In the title story, “Young Love,” we are taken
back to Manuel’s boyhood, his friendship with Carlos, and his long, nearly mute
courting of Amelia (who likes him because of his quietness), first in the
schoolroom and then after they have left school. This is indeed a story of
“young love,” in the sweetness and innocence of the couple, filled with those
inner insecure feelings of “does he/she really love me?” as well as all the
inner turmoil of sexual awakening. And in a long sequence about a wedding
attended in a nearby village, we learn that the young men are leaving the
region because there are “no women of marriageable age” and fewer babies being
born each year, which perhaps explains Manuel’s nearly deserted village of
sixty years later.
“Abel’s Journey” is perhaps the most absorbing of
the six connected stories here, and the longest, at more than fifty pages. Abel
is an orphan, passed from family to family for the first twelve years of his
life, used mostly as a farmhand and cowherd, until he comes to the home of
Antonio and Cristina and their two children, where he is finally well-treated
and accepted as “part of the family.” But he continues to wonder about his own
unknown mother. He falls in love with Rosalia who emigrates to Australia, then
with Pilar, and then he is off to the Army for his national service, traveling
across Spain to a training camp near Zargoza. There he makes a good friend in
Jose, who helps him to learn who his mother was and what happened to her.

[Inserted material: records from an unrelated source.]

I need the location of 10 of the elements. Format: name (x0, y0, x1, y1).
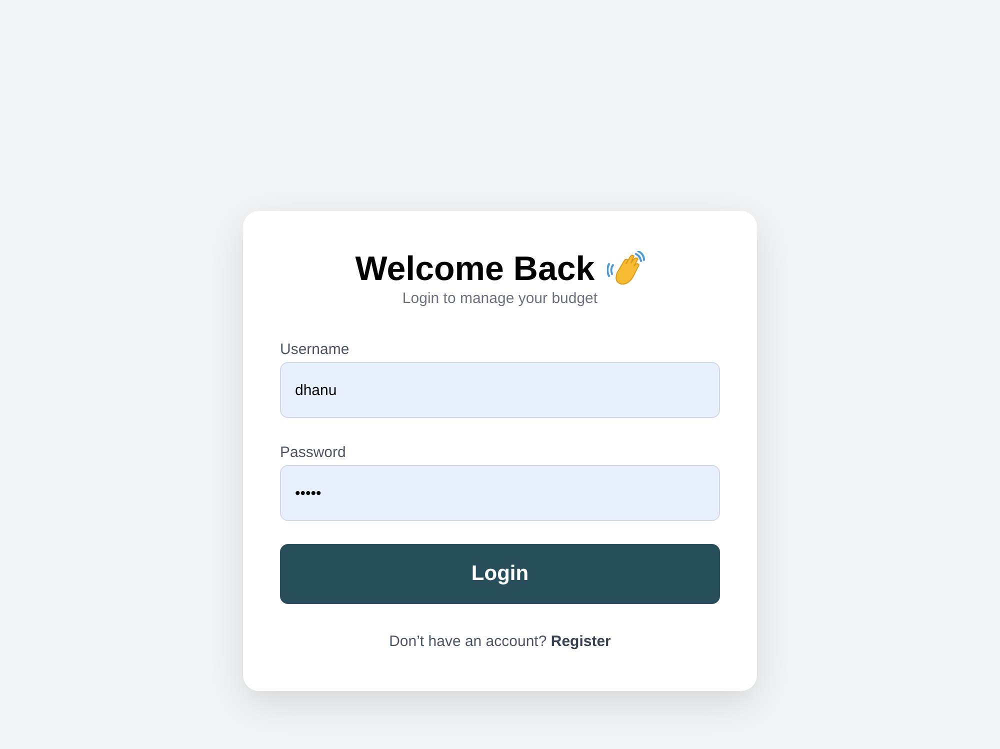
field-label: Username (280, 340, 350, 360)
subtitle: Login to manage your budget (401, 289, 599, 309)
waving-hand-icon (606, 251, 645, 287)
login-button[interactable]: Login (280, 544, 720, 604)
text-field[interactable]: ••••• (280, 465, 720, 521)
register-link[interactable]: Register (550, 633, 611, 650)
register-prompt: Don’t have an account? Register (388, 632, 612, 652)
text-field[interactable]: dhanu (280, 362, 720, 418)
page-title: Welcome Back (355, 249, 595, 289)
field-label: Password (280, 443, 347, 463)
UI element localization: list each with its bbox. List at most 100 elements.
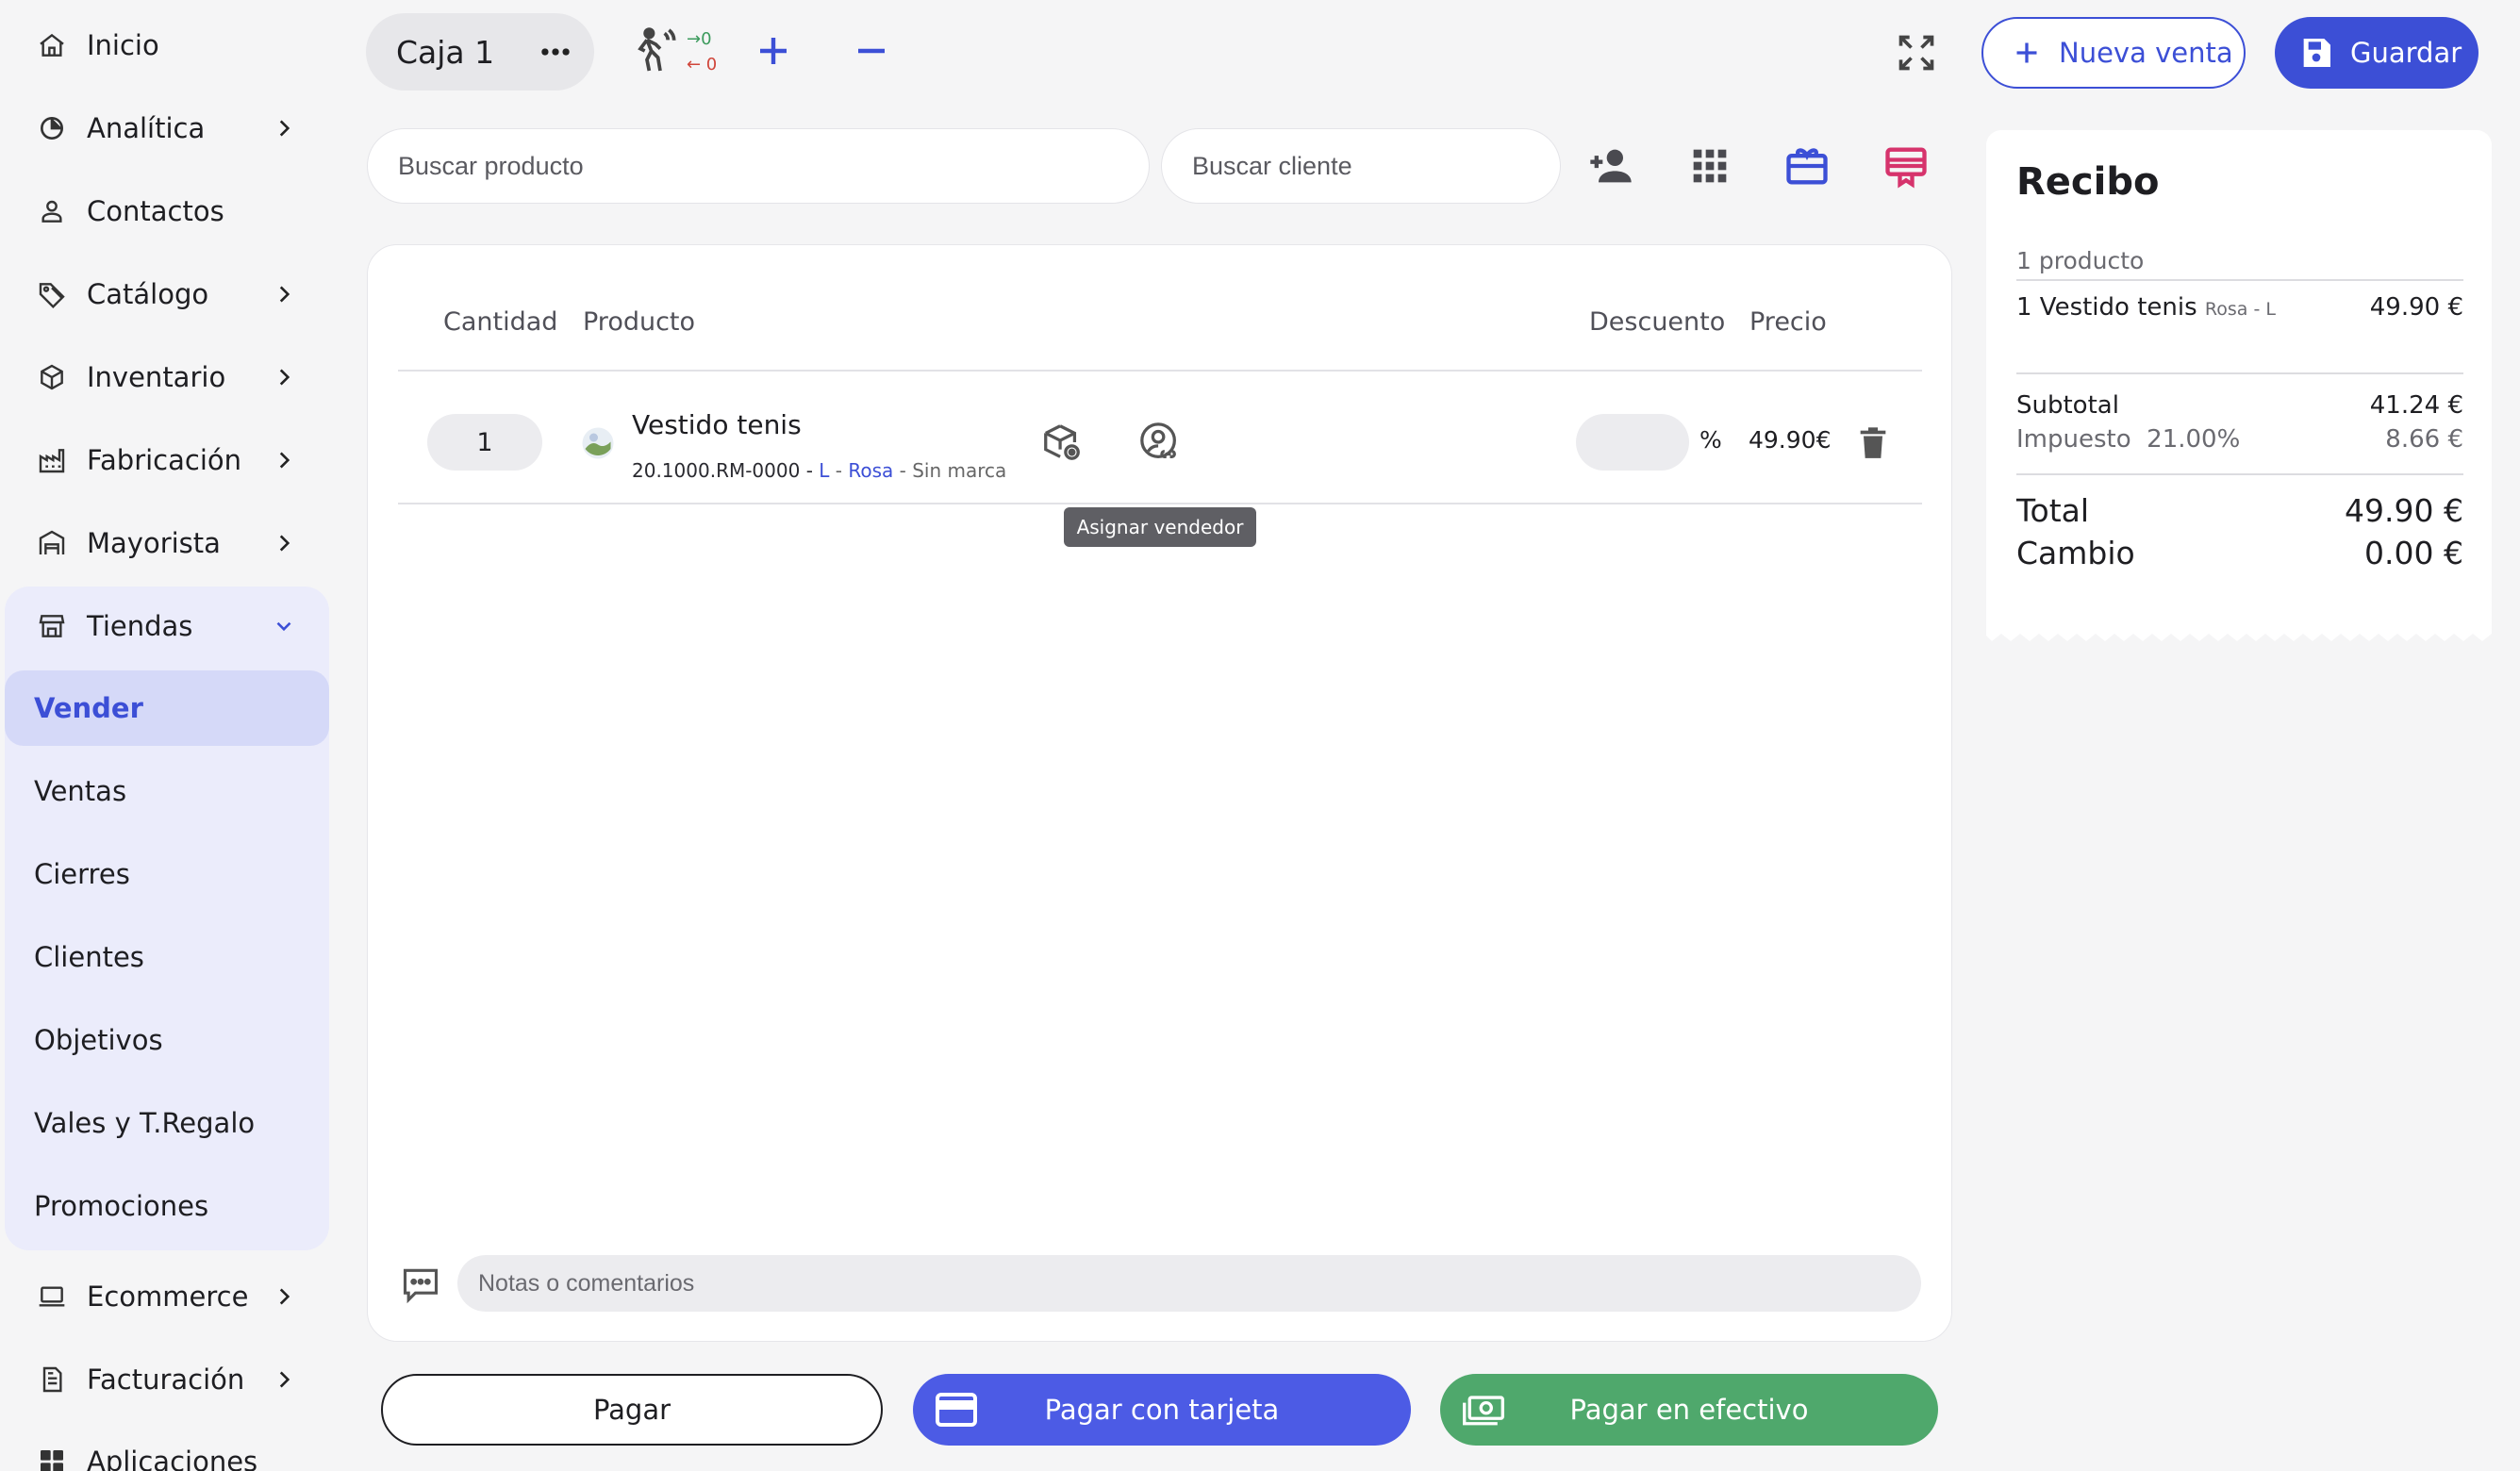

But
then, upon his return home to Antonio and Cristina’s farm, preparing to marry
Pilar, he learns he is losing his sight.
Throughout Abel’s story he continuously falls back
on a gallery of scenes from his life, mental pictures and images he can call up
at will. I could relate easily to this, as I too have a “scene gallery” from
the various stages of my life, images that never fade. These images become more
important as we age and physical strength and abilities begin to fade. Calvino
and I are the same age. Judging from the stories here, we both understand well
the changes that age can bring – friends die, priorities change, and memories
become so important. I was pleased to note that there was a dog in many of
these stories. Manuel has had several dogs in his lifetime, all named Mateo,
after one of the Apostles. There is a Mateo in the first story here, and
another Mateo in the last, a puppy. Dogs and old men. I get it, Felix. I love
my dogs too. And I loved the stories here. I wish I were a little better at
explaining why they move me so, but, well, they just do. The language here is
so exact, so spare, so beautiful. The characters are so real, so perfectly
realized, so very human. My very highest recommendation.